David iba a replicar pero se calló. Todos respetaban a Saul, el tipo de la pipa, un hombre que había nacido en Israel, como sus padres, sus abuelos y los padres y los abuelos de éstos. Toda su familia había permanecido en aquella tierra sagrada siglo tras siglo, sobreviviendo a romanos, árabes, cruzados, tártaros, turcos y, también, al protectorado británico. Saul formaba parte de la Haganá, las fuerzas de defensa que habían puesto en marcha para defenderse de los ingleses y de los ataques de los árabes. Recorría el país, iba de un lugar a otro, hablaba árabe a la perfección y podía confundirse con cualquier palestino.

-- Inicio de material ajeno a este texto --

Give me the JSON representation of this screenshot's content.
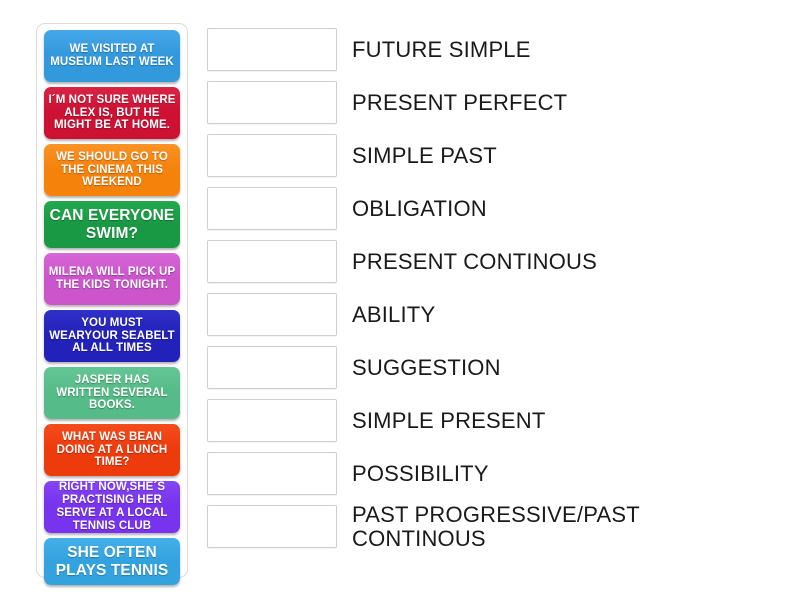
{
  "activity": {
    "type": "match-up-drag-and-drop",
    "tile_bank": {
      "name": "answer-tiles",
      "tiles": [
        {
          "text": "WE VISITED\nAT MUSEUM\nLAST WEEK",
          "color": "#3399dd",
          "color_top": "#45a7e8",
          "lines": 3
        },
        {
          "text": "I´M NOT SURE WHERE\nALEX IS, BUT HE\nMIGHT BE AT HOME.",
          "color": "#cc1133",
          "color_top": "#d92445",
          "lines": 3
        },
        {
          "text": "WE SHOULD GO\nTO THE CINEMA\nTHIS WEEKEND",
          "color": "#f5820b",
          "color_top": "#fa9326",
          "lines": 3
        },
        {
          "text": "CAN EVERYONE\nSWIM?",
          "color": "#1a9944",
          "color_top": "#22a850",
          "lines": 2
        },
        {
          "text": "MILENA WILL\nPICK UP THE\nKIDS TONIGHT.",
          "color": "#cc55cc",
          "color_top": "#d766d7",
          "lines": 3
        },
        {
          "text": "YOU MUST\nWEARYOUR SEABELT\nAL ALL TIMES",
          "color": "#2222bb",
          "color_top": "#3030c9",
          "lines": 3
        },
        {
          "text": "JASPER\nHAS WRITTEN\nSEVERAL BOOKS.",
          "color": "#55bb88",
          "color_top": "#63c795",
          "lines": 3
        },
        {
          "text": "WHAT WAS\nBEAN DOING AT\nA LUNCH TIME?",
          "color": "#ee3b0c",
          "color_top": "#f44c1d",
          "lines": 3
        },
        {
          "text": "RIGHT NOW,SHE´S\nPRACTISING HER SERVE\nAT A LOCAL TENNIS CLUB",
          "color": "#7733ee",
          "color_top": "#8544f5",
          "lines": 3
        },
        {
          "text": "SHE OFTEN\nPLAYS TENNIS",
          "color": "#33a3e0",
          "color_top": "#44b0ea",
          "lines": 2
        }
      ]
    },
    "answers": {
      "name": "answer-rows",
      "drop_placeholder": "",
      "rows": [
        {
          "label": "FUTURE SIMPLE",
          "value": ""
        },
        {
          "label": "PRESENT PERFECT",
          "value": ""
        },
        {
          "label": "SIMPLE PAST",
          "value": ""
        },
        {
          "label": "OBLIGATION",
          "value": ""
        },
        {
          "label": "PRESENT CONTINOUS",
          "value": ""
        },
        {
          "label": "ABILITY",
          "value": ""
        },
        {
          "label": "SUGGESTION",
          "value": ""
        },
        {
          "label": "SIMPLE PRESENT",
          "value": ""
        },
        {
          "label": "POSSIBILITY",
          "value": ""
        },
        {
          "label": "PAST PROGRESSIVE/PAST\nCONTINOUS",
          "value": ""
        }
      ]
    },
    "colors": {
      "page_background": "#ffffff",
      "bank_border": "#dcdcdc",
      "drop_zone_border": "#cfcfcf",
      "label_text": "#1a1a1a",
      "tile_text": "#ffffff"
    }
  }
}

Saul era una leyenda porque había vivido en uno de los primeros kibbutzim, en Tell Hay, y también símbolo de valentía y de bravura para todos aquellos que llegaban a Eretz Israel, porque había resistido y repelido los ataques de los árabes del norte.

Eran pocas las cosas que se escapaban a la mirada de Saul, porque tenía amigos en todas partes y, como decía Yacob, fuentes de información hasta en el infierno.

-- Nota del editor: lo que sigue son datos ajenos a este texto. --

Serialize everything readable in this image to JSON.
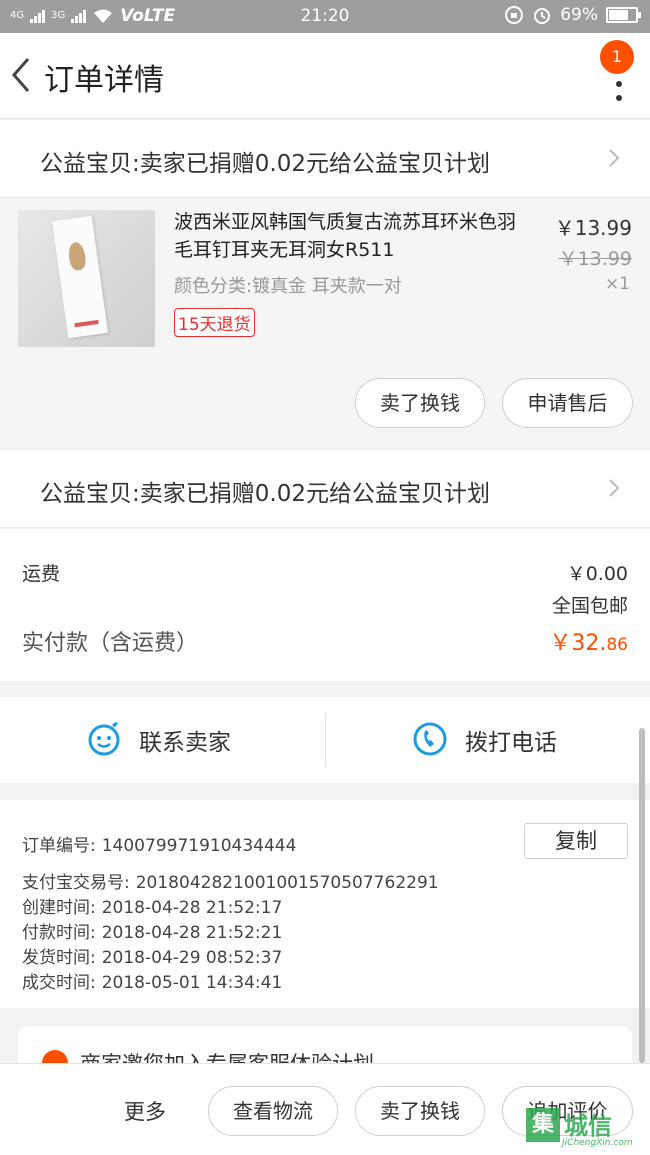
{
  "status_bar": {
    "net1": "4G",
    "net2": "3G",
    "volte": "VoLTE",
    "time": "21:20",
    "battery": "69%",
    "battery_level": 0.69
  },
  "header": {
    "title": "订单详情",
    "badge": "1"
  },
  "charity_1": "公益宝贝:卖家已捐赠0.02元给公益宝贝计划",
  "charity_2": "公益宝贝:卖家已捐赠0.02元给公益宝贝计划",
  "product": {
    "name": "波西米亚风韩国气质复古流苏耳环米色羽毛耳钉耳夹无耳洞女R511",
    "sku": "颜色分类:镀真金 耳夹款一对",
    "return_tag": "15天退货",
    "price": "￥13.99",
    "original_price": "￥13.99",
    "quantity": "×1",
    "actions": [
      "卖了换钱",
      "申请售后"
    ]
  },
  "fees": {
    "shipping_label": "运费",
    "shipping_value": "￥0.00",
    "shipping_note": "全国包邮",
    "total_label": "实付款（含运费）",
    "total_main": "￥32.",
    "total_cents": "86"
  },
  "contact": {
    "seller": "联系卖家",
    "phone": "拨打电话"
  },
  "order_info": {
    "copy_label": "复制",
    "rows": [
      {
        "key": "订单编号:",
        "value": "140079971910434444"
      },
      {
        "key": "支付宝交易号:",
        "value": "2018042821001001570507762291"
      },
      {
        "key": "创建时间:",
        "value": "2018-04-28 21:52:17"
      },
      {
        "key": "付款时间:",
        "value": "2018-04-28 21:52:21"
      },
      {
        "key": "发货时间:",
        "value": "2018-04-29 08:52:37"
      },
      {
        "key": "成交时间:",
        "value": "2018-05-01 14:34:41"
      }
    ]
  },
  "invite": "商家邀您加入专属客服体验计划",
  "bottom_bar": {
    "more": "更多",
    "buttons": [
      "查看物流",
      "卖了换钱",
      "追加评价"
    ]
  },
  "watermark": {
    "cn": "城信",
    "en": "JiChengXin.com"
  },
  "colors": {
    "accent": "#ff5000",
    "return_tag": "#e62e2e",
    "contact_icon": "#1e9be0"
  }
}
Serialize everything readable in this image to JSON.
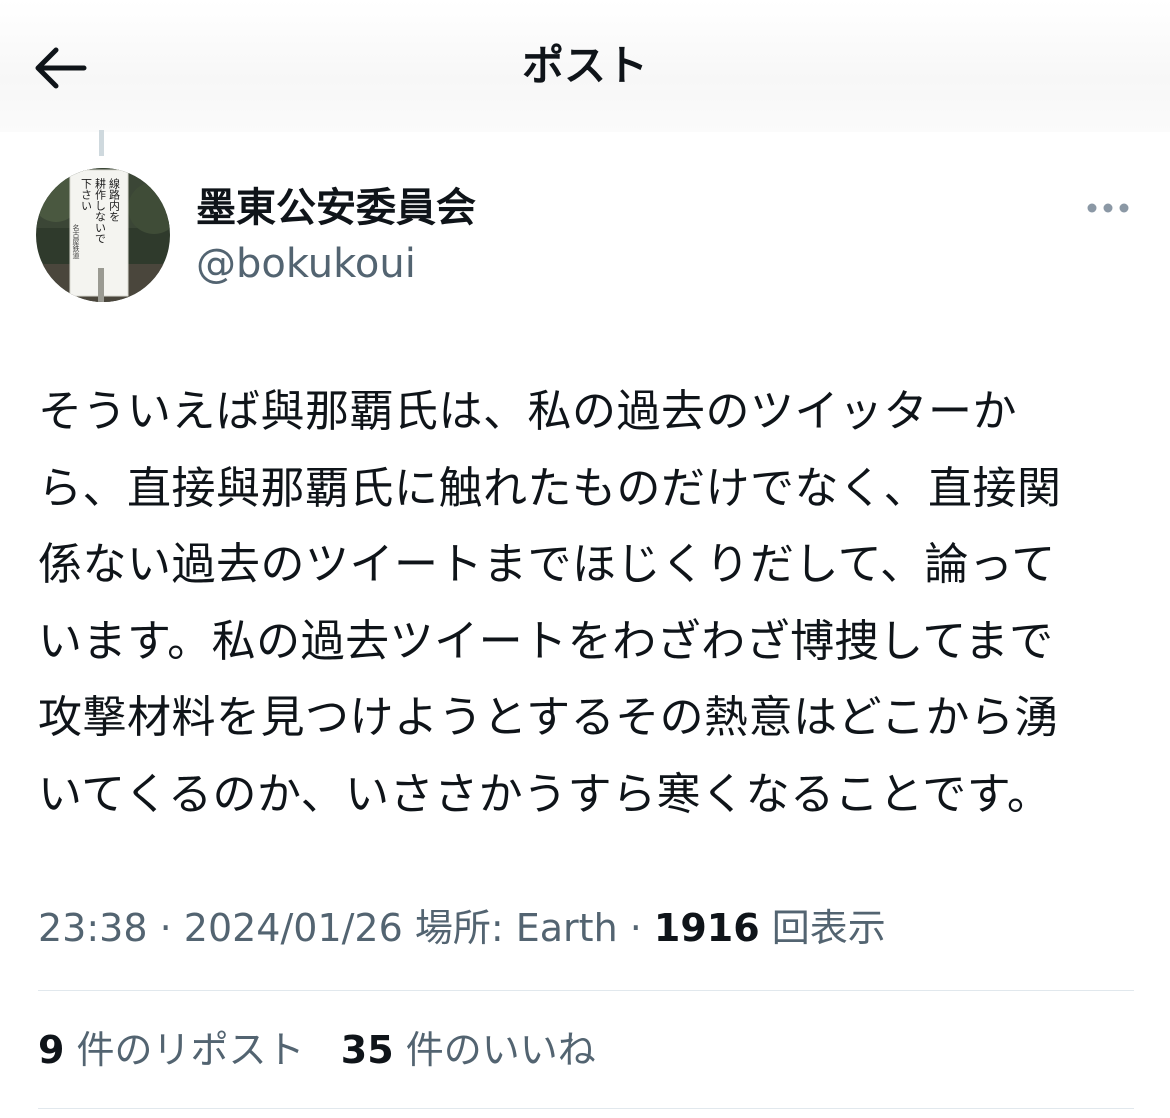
{
  "header": {
    "title": "ポスト",
    "back_icon": "arrow-left-icon"
  },
  "author": {
    "display_name": "墨東公安委員会",
    "handle": "@bokukoui",
    "avatar_sign_lines": [
      "線路内を",
      "耕作しないで",
      "下さい",
      "名古屋鉄道"
    ]
  },
  "more_icon": "more-horizontal-icon",
  "tweet": {
    "lines": [
      "そういえば與那覇氏は、私の過去のツイッターか",
      "ら、直接與那覇氏に触れたものだけでなく、直接関",
      "係ない過去のツイートまでほじくりだして、論って",
      "います。私の過去ツイートをわざわざ博捜してまで",
      "攻撃材料を見つけようとするその熱意はどこから湧",
      "いてくるのか、いささかうすら寒くなることです。"
    ]
  },
  "meta": {
    "time": "23:38",
    "sep1": " · ",
    "date": "2024/01/26",
    "location_label": " 場所: ",
    "location": "Earth",
    "sep2": " · ",
    "views": "1916",
    "views_label": " 回表示"
  },
  "stats": {
    "reposts_count": "9",
    "reposts_label": " 件のリポスト",
    "likes_count": "35",
    "likes_label": " 件のいいね"
  },
  "colors": {
    "text_primary": "#0f1419",
    "text_secondary": "#536471",
    "divider": "#e1e8ed",
    "thread_line": "#cfd9de"
  }
}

Continuaron hablando un rato más sobre lo que se podía avecinar si finalmente Naciones Unidas votaba a favor de la formación de dos Estados. Saul aseguró que los países árabes rechazarían la fórmula y que entonces se recrudecerían los conflictos con los palestinos.

– Sólo contamos con nosotros mismos, no lo olvidéis -les recordaba Yacob-. Nadie vendrá a ayudarnos, de manera que tendremos que defendernos casa por casa, piedra por piedra.

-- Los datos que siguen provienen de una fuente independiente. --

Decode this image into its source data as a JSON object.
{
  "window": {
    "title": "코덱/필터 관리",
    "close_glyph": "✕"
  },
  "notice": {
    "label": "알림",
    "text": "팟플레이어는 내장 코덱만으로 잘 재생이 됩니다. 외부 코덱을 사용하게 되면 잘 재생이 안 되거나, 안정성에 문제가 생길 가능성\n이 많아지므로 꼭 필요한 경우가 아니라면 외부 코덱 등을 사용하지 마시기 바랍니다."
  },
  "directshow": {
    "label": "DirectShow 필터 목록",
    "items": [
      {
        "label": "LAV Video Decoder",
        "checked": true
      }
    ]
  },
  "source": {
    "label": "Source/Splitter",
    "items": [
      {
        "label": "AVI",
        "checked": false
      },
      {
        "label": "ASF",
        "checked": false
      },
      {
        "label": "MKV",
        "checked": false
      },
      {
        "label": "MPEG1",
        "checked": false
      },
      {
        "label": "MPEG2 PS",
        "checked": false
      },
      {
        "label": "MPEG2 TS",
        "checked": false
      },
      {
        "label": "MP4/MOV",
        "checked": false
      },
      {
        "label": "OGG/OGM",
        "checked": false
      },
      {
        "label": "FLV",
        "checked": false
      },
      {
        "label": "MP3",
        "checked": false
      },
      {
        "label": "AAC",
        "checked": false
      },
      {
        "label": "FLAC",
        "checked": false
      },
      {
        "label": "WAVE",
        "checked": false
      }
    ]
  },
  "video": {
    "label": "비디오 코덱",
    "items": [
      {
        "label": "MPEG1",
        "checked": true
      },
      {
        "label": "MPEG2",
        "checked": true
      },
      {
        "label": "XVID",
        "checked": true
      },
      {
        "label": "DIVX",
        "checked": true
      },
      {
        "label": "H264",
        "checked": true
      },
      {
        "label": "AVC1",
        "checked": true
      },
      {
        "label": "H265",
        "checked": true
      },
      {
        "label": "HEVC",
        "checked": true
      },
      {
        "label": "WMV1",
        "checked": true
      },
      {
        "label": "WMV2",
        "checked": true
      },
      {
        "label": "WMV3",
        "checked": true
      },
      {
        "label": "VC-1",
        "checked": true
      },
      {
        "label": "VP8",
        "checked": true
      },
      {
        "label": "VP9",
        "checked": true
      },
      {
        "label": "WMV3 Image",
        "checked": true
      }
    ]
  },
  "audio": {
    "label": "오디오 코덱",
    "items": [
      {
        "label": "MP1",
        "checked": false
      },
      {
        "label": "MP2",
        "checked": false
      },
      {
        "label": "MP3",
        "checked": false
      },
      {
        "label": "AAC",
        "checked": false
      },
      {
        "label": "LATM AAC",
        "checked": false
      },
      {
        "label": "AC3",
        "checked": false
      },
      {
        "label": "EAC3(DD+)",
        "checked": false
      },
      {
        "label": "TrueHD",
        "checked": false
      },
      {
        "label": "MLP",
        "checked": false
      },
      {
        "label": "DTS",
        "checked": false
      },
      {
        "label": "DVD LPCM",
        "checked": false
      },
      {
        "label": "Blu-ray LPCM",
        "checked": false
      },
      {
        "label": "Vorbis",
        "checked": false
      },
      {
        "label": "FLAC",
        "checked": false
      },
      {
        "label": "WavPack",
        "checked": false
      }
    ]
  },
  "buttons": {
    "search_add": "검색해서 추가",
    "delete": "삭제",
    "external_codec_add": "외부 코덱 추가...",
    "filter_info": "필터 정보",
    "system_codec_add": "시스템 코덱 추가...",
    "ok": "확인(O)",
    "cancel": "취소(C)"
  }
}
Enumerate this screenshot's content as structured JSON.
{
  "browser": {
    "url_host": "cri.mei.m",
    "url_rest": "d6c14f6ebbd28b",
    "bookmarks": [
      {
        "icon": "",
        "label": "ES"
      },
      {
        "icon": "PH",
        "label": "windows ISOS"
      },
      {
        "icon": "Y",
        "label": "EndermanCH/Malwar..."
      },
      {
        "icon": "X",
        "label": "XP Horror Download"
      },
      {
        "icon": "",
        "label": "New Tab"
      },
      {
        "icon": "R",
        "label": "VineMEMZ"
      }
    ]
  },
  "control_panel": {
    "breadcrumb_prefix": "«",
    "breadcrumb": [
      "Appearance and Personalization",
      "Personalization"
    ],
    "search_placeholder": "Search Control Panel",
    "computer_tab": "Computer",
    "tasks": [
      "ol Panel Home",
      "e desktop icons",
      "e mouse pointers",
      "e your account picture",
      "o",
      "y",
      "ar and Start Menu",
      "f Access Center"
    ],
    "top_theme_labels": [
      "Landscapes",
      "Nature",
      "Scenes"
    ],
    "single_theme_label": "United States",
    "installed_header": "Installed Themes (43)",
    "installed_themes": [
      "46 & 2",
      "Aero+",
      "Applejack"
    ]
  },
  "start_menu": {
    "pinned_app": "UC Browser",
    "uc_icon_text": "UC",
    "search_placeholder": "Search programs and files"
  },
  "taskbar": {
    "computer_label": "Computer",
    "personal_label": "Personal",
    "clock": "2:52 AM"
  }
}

Yacob destilaba amargura. Era alemán, de Munich, y había llegado a Israel en 1920 a instancias de su padre, que veía cómo la inflación monetaria y el avance del antisemitismo prendían con fuerza entre los alemanes.

Como otros jóvenes, Yacob dejó atrás a su familia, su hogar, sus amigos, su vida. Había participado en la fundación de la primera asociación obrera israelí, y luego ayudó a fundar aquel kibbutz que ahora dirigía.

Sus padres, al igual que la mayoría de su familia, habían muerto en las cámaras de gas. Era el único superviviente de su entorno, y había perdido la sonrisa para siempre.

Saul y Yacob les anunciaron que desde el día siguiente iban a dedicar más tiempo a la instrucción militar, tanto ellos como ellas. Ya no se trataba simplemente de pasearse alrededor de la cerca con un fusil de caza al hombro. Además el kibbutz, al igual que otros, iba a dedicarse a la producción de armas ligeras y munición.

– ¿Y quién nos va a enseñar a hacerlas? -preguntó ingenuamente Tania, la chica rusa que tanto le gustaba a Hamza.

– Vendrá gente de la Haganá, ellos os enseñarán. Necesitamos más armas, debemos estar preparados. No es suficiente con lo que tenemos de los británicos y los polacos. Nadie nos regala nada, por más que nuestra gente hace lo imposible por conseguirlas. Estamos mal armados frente a los árabes, y necesitamos poder defendernos. Debéis aprender a disparar una pistola, una metralleta… También a luchar con vuestras manos o con un cuchillo. A partir de mañana dedicaremos unas horas a la instrucción, así como a construir armas -les anunció Saul.